In my opinion, ISRO can fund its own Mangalyaan II, if it starts being as creative as it is frugal. It needs no foreign consultants or marketing companies to advise. The opportunities and ideas are right at its doorstep.

Many Indians who have had a brush with Indian arranged marriages, and horoscope-matching exercises that precede it, would have heard of "Mangal Dosha" or "Manglik". In simple terms, in Indian astrological charts there are 12 houses in a horoscope. If planet Mars is placed in any of the six houses out of these 12, the person is supposed to suffer from ill effects of Mars.
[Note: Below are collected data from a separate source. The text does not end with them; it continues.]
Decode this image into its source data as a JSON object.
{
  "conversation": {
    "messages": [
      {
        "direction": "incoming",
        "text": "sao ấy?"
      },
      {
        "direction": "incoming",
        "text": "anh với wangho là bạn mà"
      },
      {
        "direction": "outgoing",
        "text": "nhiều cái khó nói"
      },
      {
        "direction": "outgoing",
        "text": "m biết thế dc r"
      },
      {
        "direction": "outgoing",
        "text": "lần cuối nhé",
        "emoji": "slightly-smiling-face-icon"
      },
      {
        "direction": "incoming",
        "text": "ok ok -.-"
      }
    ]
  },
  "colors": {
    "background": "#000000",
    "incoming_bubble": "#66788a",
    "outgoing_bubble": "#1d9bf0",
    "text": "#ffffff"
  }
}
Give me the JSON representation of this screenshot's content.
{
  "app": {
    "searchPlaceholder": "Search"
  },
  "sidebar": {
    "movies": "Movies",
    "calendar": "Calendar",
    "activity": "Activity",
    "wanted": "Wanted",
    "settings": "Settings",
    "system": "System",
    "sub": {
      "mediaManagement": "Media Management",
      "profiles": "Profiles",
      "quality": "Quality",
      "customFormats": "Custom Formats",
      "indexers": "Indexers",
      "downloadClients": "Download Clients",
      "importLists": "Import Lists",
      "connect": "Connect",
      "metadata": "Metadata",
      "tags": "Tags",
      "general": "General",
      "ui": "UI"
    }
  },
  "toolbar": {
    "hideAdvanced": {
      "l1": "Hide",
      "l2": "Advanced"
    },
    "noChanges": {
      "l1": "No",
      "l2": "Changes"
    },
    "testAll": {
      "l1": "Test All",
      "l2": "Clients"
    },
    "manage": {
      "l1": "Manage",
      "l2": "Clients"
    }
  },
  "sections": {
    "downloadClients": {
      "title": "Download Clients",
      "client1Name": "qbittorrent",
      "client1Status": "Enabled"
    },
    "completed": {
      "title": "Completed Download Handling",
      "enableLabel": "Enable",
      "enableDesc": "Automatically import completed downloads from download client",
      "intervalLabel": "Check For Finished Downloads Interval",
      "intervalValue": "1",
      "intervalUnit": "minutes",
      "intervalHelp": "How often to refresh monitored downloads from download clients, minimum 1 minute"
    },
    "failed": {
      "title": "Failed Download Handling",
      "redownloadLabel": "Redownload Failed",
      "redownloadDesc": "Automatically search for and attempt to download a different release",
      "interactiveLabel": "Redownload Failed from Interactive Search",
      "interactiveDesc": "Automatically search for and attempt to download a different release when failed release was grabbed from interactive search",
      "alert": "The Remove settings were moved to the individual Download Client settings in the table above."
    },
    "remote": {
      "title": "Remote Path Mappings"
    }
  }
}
Indian astrologers have a field day instilling fear in every second person that they have mangal dosha in his or her horoscope. They sell beads, talismans, offer to do pujas to please planet Mars. ISRO can offer to take people's prayers and offerings direct to Mars! For a fee, of course. It does not have to compete with the astrologers. Let them be the brokers and get a 5 per cent sales commission. They will happily promote ISRO's services.

That is not the only revenue model available to ISRO. There is a home-grown money-making, marketing machine that has commercialised every little movement and milestone. I am talking about IPL, the Indian Premier League cricket tournament. In the same year that Mangalyaan was launched, Pepsi paid US$72 million (nearly the cost of the Indian Mars mission) to IPL for sponsorship rights. The second IPL franchise auction in 2010 for just two teams fetched US$703 million, an amount that can easily pay for a NASA mission to Mars.

ISRO can sell naming rights for the second Mars mission, the launch pad, the rockets, the motors and the orbital manoeuvres. You will agree that current names like First Launch Pad, PSLV rocket, launch window, altitude-raising orbital manoeuvres (seven of them), trans-Mars injection, four trajectory corrections, liquid apogee motor, will all sound a lot more exciting with names of Korean washing machine brands, global cola drinks, Indian mobile operators, and real estate developers, tagged in front.